Odjel za računarstvo
IEEE Croatia Section's Computer Chapter would like to invite you to the following lecture:
How Many Words is A Picture Really Worth? On Training and Evaluating Large Vision-Language Models
which will be presented by Goran Glavaš, PhD on Wednesday, 29th May 2024 at 10:00 o'clock in the Grey Hall of the Faculty of Electrical Engineering and Computing.
All those interested are welcome, especially students. The lecture will be held in English.

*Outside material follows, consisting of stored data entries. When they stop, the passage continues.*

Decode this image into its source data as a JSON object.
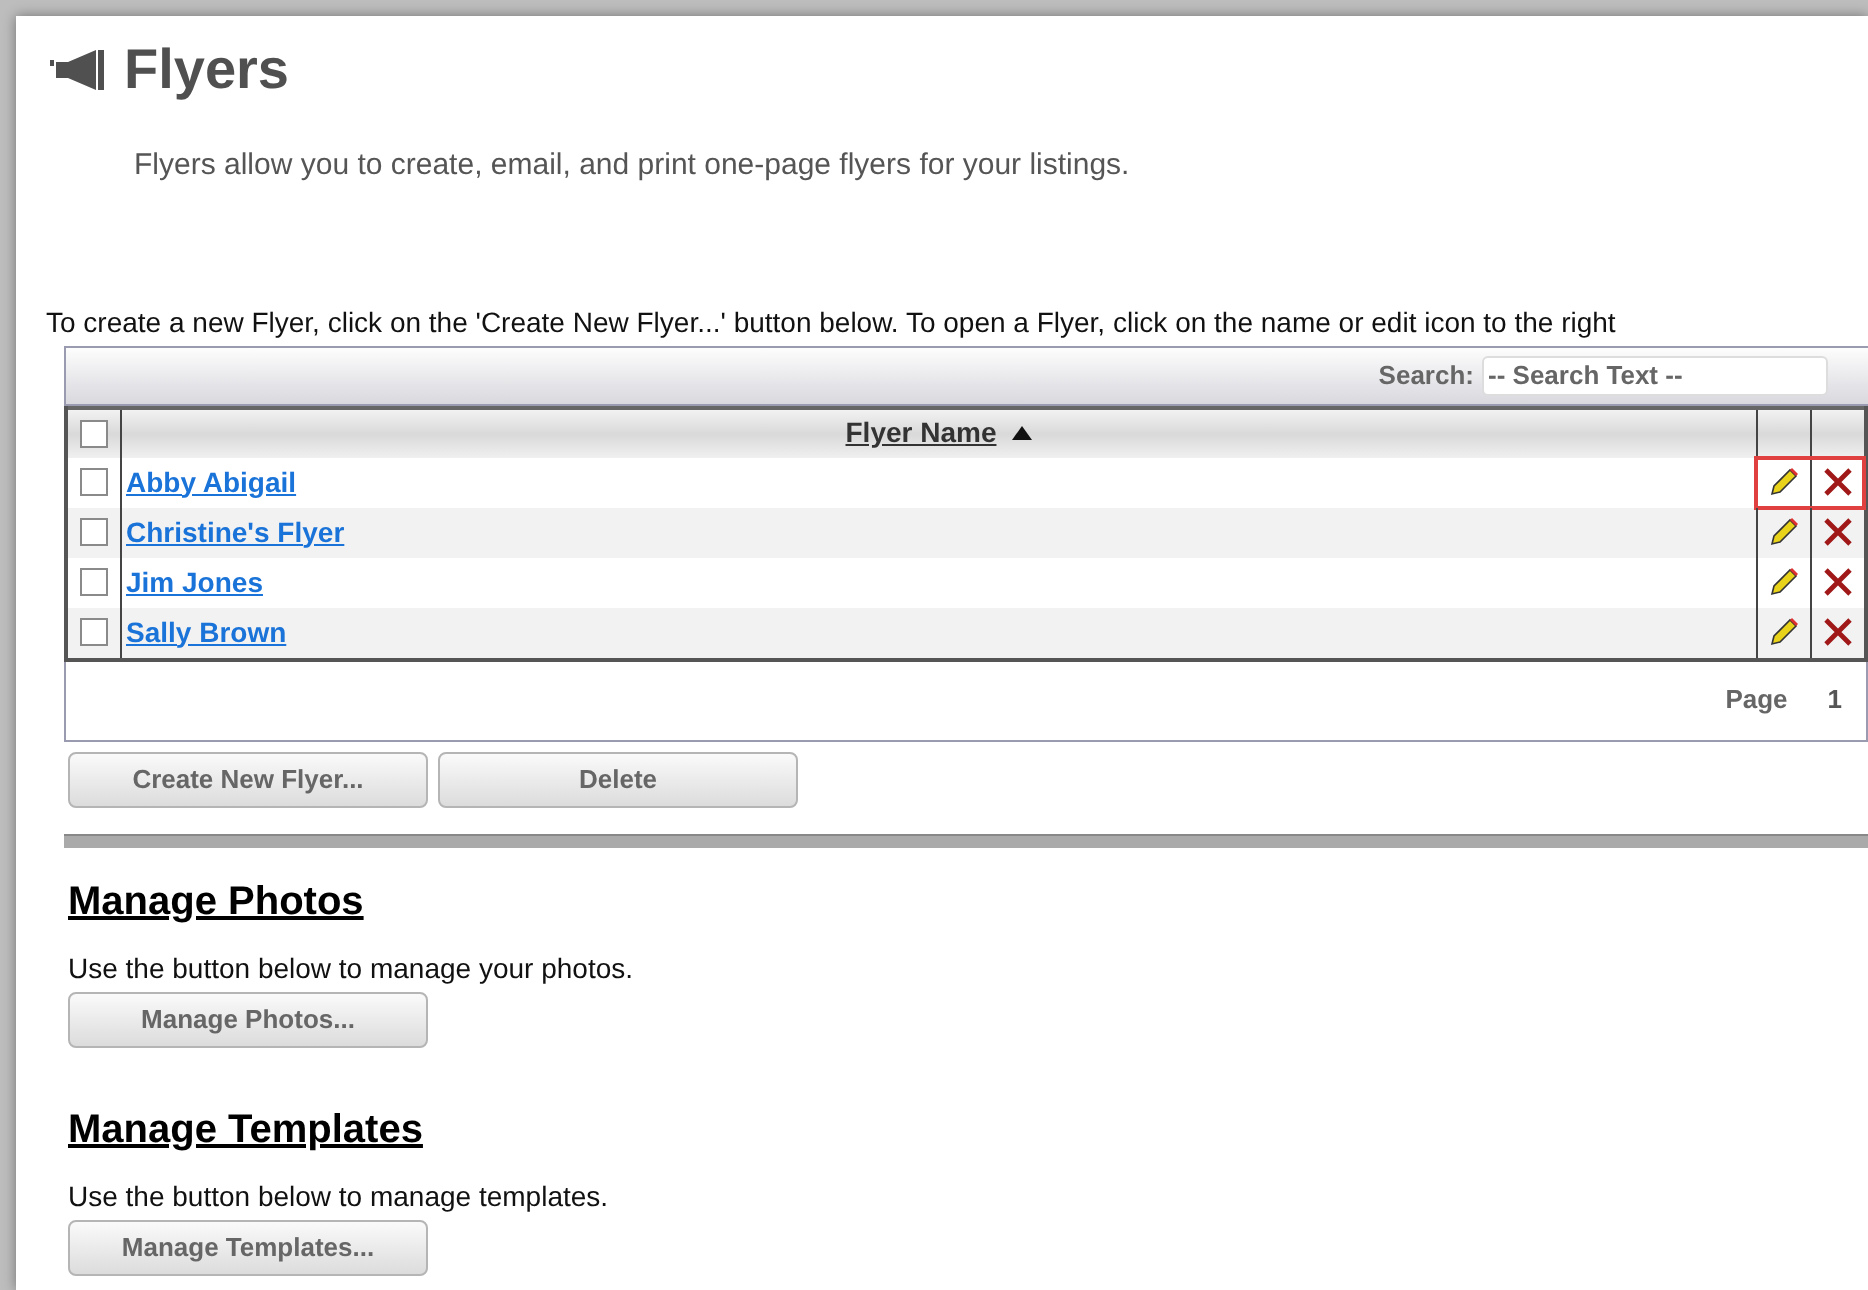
{
  "page": {
    "title": "Flyers",
    "description": "Flyers allow you to create, email, and print one-page flyers for your listings.",
    "instructions": "To create a new Flyer, click on the 'Create New Flyer...' button below. To open a Flyer, click on the name or edit icon to the right"
  },
  "table": {
    "search": {
      "label": "Search:",
      "placeholder": "-- Search Text --"
    },
    "select_all": {
      "checked": false
    },
    "column": {
      "label": "Flyer Name",
      "sorted_ascending": true
    },
    "rows": [
      {
        "name": "Abby Abigail",
        "checked": false,
        "highlighted": true
      },
      {
        "name": "Christine's Flyer",
        "checked": false,
        "highlighted": false
      },
      {
        "name": "Jim Jones",
        "checked": false,
        "highlighted": false
      },
      {
        "name": "Sally Brown",
        "checked": false,
        "highlighted": false
      }
    ],
    "pager": {
      "label": "Page",
      "value": "1"
    }
  },
  "buttons": [
    "Create New Flyer...",
    "Delete"
  ],
  "sections": [
    {
      "title": "Manage Photos",
      "text": "Use the button below to manage your photos.",
      "button": "Manage Photos..."
    },
    {
      "title": "Manage Templates",
      "text": "Use the button below to manage templates.",
      "button": "Manage Templates..."
    }
  ]
}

The author's biography and the lecture's summary can be found below.
Lecture summary:
Large Vision-Language Models (LVLMs), commonly obtained by aligning a pretrained visual encoder (e.g., a Vision Transformer, ViT) to a pretrained large language model (LLM), have recently led to impressive results not only in image captioning, but also on a wide range of visual understanding and reasoning tasks (e.g., visual question answering). Nonetheless, there are a number of factors involved, ranging from the architecture of the alignment module to the exact "training mix" (i.e., training tasks and data) that strongly determine the effectiveness of the resulting LVLM. Moreover, LVLMs (much like their text-only counterparts), are not inherently multilingual and suffer from hallucination. In this talk, I'll explore training and evaluation protocols for LVLMs, focusing in particular on (i) efficiently training competitive massively multilingual LVLMs, (ii) training with grounding objectives, reported to reduce hallucinative tendencies of LVLMs, and (iii) pitfalls of existing LVLM evaluation and possible remedies.
About the author:
Goran Glavaš is a Full Professor for Natural Language Processing at the University of Würzburg (Germany), Center for AI and Data Science (CAIDAS). He obtained his Ph.D. at the Text Analysis and Knowledge Engineering Lab (TakeLab), Faculty of Electrical Engineering and Computing, University of Zagreb. His research interests are in the areas of Natural Language Processing and Information Retrieval, with focus on multilingual NLP and IR and cross-lingual transfer, vision-and-language models and multimodal representation learning, information extraction, and NLP applications (primarily for social sciences and humanities). He has (co-)authored over 120 publications in the areas of NLP and IR, publishing regularly at top-tier NLP and IR venues (ACL, EMNLP, NAACL, EACL, TACL, SIGIR, ECIR). He is a prominent member of the Association for Computational Linguistics (ACL), where he served as an Editor-in-Chief of the ACL Rolling Review (ARR), a central reviewing service of the ACL, and regularly serves as an (Senior) Area Chair for top-tier conferences. He is a member of the Association for Computational Linguistics and German Society for Computational Linguistics (GSCL).